The Giants lost their first series since Melky Cabrera was suspended, and the Dodgers played their last game of the season.

Kelley L Cox-US PRESSWIRE - Presswire

I had an Orioles game and a presidential debate going on at the same time as the Giants game. I felt like Ozymandias, except I was cracking out on pointless nonsense. So I don't have a ton of takeaways from this game. But there are a couple.

Ryan Vogelsong is back. He's good. He was good. Now he is good again. Well, he was bad, but then he was hurt, and then he was gone, but then he was good before he was even better, and now he's good again after being bad for a stretch.

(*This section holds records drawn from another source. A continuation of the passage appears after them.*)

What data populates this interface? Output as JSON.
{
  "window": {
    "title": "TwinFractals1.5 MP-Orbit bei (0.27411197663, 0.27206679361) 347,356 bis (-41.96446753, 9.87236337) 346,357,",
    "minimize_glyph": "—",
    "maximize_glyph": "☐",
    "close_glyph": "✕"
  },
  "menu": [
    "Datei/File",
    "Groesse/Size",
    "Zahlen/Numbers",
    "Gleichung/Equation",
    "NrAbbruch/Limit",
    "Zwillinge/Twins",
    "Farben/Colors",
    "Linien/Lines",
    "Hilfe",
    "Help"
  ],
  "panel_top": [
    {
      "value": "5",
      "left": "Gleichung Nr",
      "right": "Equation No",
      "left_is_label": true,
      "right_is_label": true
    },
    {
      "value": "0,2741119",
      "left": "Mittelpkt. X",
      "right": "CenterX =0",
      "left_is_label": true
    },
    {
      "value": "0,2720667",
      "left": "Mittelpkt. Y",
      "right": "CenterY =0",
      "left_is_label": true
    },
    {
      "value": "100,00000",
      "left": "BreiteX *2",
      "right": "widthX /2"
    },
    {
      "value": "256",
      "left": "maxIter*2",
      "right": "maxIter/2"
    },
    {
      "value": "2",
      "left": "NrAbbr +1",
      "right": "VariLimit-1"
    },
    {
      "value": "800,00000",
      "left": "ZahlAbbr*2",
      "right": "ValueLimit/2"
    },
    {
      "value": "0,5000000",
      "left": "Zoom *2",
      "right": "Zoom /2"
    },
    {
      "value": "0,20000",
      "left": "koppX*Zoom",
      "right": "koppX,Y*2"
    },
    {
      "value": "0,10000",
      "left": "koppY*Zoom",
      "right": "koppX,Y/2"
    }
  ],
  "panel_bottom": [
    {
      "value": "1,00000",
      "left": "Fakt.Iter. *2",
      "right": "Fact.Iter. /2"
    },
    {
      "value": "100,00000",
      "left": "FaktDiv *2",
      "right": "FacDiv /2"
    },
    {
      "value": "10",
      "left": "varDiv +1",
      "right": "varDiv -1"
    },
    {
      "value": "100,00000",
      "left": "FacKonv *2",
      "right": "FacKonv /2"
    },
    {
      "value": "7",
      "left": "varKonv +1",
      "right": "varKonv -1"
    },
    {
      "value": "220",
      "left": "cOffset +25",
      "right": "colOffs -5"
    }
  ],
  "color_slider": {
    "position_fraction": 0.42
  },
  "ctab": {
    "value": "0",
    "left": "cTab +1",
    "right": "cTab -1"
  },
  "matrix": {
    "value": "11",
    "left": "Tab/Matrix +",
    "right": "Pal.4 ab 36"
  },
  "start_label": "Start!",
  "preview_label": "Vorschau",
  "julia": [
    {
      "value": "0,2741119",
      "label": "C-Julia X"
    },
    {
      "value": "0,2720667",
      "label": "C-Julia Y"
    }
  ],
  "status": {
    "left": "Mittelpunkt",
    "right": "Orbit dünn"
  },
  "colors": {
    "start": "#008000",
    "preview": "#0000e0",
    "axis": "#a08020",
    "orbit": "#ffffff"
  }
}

Let me start over: The Giants have to start Ryan Vogelsong in the playoffs.

There are people who hate Barry Zito irrationally. When Bruce Jenkins wrote his fan-fic about the Giants possibly releasing Zito in the spring, there were people who were excited. Get him out of here. No good Zito not good for nothing nohow. That was never the position of this site. He had his uses. He was often functional. His 2011 had a good chance to be an anomaly, not a trend. Zito is Zito is Zito.

Or to put it in a way that the back-of-the-baseball-carders can understand:

Barry Zito ERA
2010: 4.15
2012: 4.15

You can convince yourself that Zito was pitching better at the end of this season, that he'd found his stuff. You could have argued the same thing after Zito's start on May 16, 2010. He'd figured something out, everybody. He was 6-1, with a 2.15 ERA. After that game, he went 3-13 with 4.90 ERA.

Those are selective endpoints, specifically chosen to bolster my argument. Seems unfair and wily until you realize that's what the pro-Zito faction is doing. Look at them, over there, all smug and knowing, telling us what's best for our team? All they're doing is using selective endpoints, too. Do you remember that Zito was pulled after 2.1 innings just over a month ago? Why? Because he was Barry Zito. This isn't the twist to a Scooby Doo episode, dammit. When you pull off the Barry Zito mask, it's actually Barry Zito under there.

Which is an impassioned plea for Ryan Vogelsong. If he came out on Wednesday night and looked like a slim Tyler Walker, okay, I'd listen to a Zito argument. That curveball is looking nice, alright. But Vogelsong looked like the guy who made the All-Star team last year, and who got jobbed out of an All-Star berth this year. He looked like the guy we're used to:


That was a four-pitch strikeout of Luis Cruz. Look at the velocity. Look at the location. Remember the Vogelsong who racked up the quality-start streak? The guy who appeared in more consecutive six-inning starts than anyone since Gaylord Perry? That's him! That's the guy! He went out for a pack of smokes or something, but he's back!

And y'all talking about Zito? Come on. We're six years in. You know what kind of odds you're getting. He'll do well enough every fifth day to keep you away from the Jeff Suppan dispenser. But we're talking about the playoffs.

Not a Zito hater. Just a Vogelsong lover. And against the lefty-thumping Reds, it shouldn't even be a choice. This game was utterly and wholly meaningless, except for one thing: I wanted to see Ryan Vogelsong look like his old new old self. And he did.